Convention d’Aarhus: un accord pour la démocratie environnementale peu connu

C’est quoi cette Convention d’Aarhus ? Signée le 25 juin 1998 par trente-neuf États, la Convention d’Aarhus est un accord international visant la « démocratie environnementale ». Entrée en vigueur en Suisse le 1er juin 2014, elle assure 3 éléments essentiels : l’information et la transparence sur l’environnement, la participation du public aux processus décisionnels touchant l’environnement et l’accès à la justice en matière d’environnement. Cette convention est-elle correctement mise en oeuvre en Suisse ?

La Convention prévoit des droits étendus de participation du public par rapport à certaines activités étatiques touchant l’environnement. Pour les processus décisionnels, tels que les procédures d’approbation des plans, la Convention d’Aarhus stipule notamment que « La procédure de participation du public prévoit la possibilité pour le public de soumettre (…) toutes observations, informations, analyses ou opinions qu’il estime pertinentes au regard de l’activité́ proposée » (art. 6, al. 7). Il est aussi précisé que la participation du public doit commencer au début de la procédure, « c’est-à-dire lorsque toutes les options et solutions sont encore possibles et que le public peut exercer une réelle influence » (art. 6, ch. 4).
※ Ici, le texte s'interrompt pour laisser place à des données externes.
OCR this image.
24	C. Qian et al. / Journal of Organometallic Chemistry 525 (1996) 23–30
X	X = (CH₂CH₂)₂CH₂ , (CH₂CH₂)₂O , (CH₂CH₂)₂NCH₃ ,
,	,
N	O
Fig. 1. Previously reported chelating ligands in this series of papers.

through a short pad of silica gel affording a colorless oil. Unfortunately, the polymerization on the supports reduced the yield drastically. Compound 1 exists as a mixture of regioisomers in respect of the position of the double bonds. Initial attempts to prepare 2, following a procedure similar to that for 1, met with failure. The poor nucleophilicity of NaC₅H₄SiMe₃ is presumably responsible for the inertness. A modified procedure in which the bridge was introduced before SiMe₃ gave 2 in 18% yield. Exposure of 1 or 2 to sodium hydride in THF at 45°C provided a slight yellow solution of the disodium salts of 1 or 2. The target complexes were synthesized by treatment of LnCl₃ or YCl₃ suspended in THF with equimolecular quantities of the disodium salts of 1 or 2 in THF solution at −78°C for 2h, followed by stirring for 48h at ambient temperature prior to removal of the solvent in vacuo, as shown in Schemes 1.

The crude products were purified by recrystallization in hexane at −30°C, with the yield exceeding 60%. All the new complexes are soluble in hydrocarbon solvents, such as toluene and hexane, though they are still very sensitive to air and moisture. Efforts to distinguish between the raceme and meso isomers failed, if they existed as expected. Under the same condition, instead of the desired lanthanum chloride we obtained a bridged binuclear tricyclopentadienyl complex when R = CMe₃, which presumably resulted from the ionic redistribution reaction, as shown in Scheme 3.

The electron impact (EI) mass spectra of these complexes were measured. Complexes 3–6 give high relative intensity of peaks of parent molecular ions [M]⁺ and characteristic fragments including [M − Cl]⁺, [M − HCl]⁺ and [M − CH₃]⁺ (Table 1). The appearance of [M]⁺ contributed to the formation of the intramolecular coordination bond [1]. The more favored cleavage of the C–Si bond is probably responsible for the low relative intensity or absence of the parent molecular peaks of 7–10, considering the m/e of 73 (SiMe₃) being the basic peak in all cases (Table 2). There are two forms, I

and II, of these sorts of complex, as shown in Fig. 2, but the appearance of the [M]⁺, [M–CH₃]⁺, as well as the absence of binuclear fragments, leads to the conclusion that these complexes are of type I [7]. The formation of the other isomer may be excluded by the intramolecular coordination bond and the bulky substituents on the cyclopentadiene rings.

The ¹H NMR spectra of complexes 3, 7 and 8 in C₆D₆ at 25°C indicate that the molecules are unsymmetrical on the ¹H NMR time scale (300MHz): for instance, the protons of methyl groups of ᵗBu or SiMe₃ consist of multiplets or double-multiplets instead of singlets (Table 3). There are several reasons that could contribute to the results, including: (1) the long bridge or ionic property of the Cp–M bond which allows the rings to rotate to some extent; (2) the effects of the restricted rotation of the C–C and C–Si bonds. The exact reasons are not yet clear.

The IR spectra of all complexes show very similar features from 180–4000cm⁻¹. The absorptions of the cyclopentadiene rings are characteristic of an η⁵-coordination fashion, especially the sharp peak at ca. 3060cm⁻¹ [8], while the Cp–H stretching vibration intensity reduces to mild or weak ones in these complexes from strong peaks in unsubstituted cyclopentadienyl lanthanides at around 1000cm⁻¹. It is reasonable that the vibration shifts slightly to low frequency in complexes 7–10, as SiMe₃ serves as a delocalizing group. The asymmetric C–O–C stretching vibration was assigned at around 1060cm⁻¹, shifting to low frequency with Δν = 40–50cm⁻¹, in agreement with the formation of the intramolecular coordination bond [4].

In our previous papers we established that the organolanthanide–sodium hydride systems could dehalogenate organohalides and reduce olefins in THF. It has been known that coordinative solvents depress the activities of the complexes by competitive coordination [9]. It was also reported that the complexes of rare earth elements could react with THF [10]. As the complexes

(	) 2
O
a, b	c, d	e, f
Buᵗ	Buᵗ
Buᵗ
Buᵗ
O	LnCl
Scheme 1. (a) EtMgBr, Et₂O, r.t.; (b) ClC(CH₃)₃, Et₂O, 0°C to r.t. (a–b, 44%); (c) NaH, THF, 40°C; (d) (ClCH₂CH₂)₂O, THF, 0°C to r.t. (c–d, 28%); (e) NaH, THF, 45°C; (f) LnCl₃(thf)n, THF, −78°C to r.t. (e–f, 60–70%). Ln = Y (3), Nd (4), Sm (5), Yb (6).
J’ai interpellé le Conseil fédéral lors de la dernière session de mars pour savoir s’il considère que la Convention d’Aarhus est correctement mise en œuvre en Suisse.

 

La Convention d’Aarhus pas complètement appliquée

Or, on constate souvent que la possibilité pour le public de participer à la procédure de planification intervient à un stade où les fiches objets se rapportant à des projets concrets ont déjà été élaborées. Une participation de la population à un tel stade ne semble pas obéir aux exigences de la Convention d’Aarhus. En effet, le public ne peut alors que se prononcer sur un projet précis et l’alternative « zéro » (ne rien faire) n’est pas considérée. Concernant la procédure d’approbation des plans, hormis dans le domaine miliaire et celui de l’asile, aucune procédure de participation du public n’est prévue par la législation fédérale sectorielle. Seule une procédure d’opposition réservée aux personnes directement concernées et non pas, conformément à ce qu’exige la Convention, au public en général, est mise en place.

 

Jean-François Collin : « Quand la soif de justice environnementale se retourne contre la protection de l'environnement... » - Le blog de JACQUES BERTHOMEAU

© Chappatte dans The New York Times

Devant le fait accompli ?

En pratique, ces manquements ont une des effets négatifs comme le montrent les exemples de la ligne THT Chamoson-Chippis ou la route de contournement de Bienne, qui vient d’être abandonnée après 20 ans d’études. Ces derniers ont mis en évidence l’importance cruciale de permettre une consultation publique des projets dès leur conception, c’est-à-dire lorsque toutes les alternatives, y compris l’alternative dite « zéro », sont encore ouvertes. Une telle participation de la population à un stade précoce permettrait d’éviter d’importantes mobilisations citoyennes à leur encontre, diminuerait le nombre d’oppositions déposées au stade de la procédure d’approbation des plans et éviterait des dépenses inutiles. Ceci est non seulement souhaitable démocratiquement, mais permet également un processus délibératif beaucoup plus efficient, car ayant lieu très tôt dans la conception du projet. De plus, la durée de la procédure d’approbation des plans, souvent jugée excessive, pourrait être réduite.

Une mise en oeuvre complète de la Convention d’Aarhus n’est  pas qu’une question juridique, loin de là. Il s’agit bien de renforcer la participation de la population dès le début des grands projets afin de s’interroger sur leur opportunité, respectivement sur les meilleures variantes à mettre en œuvre.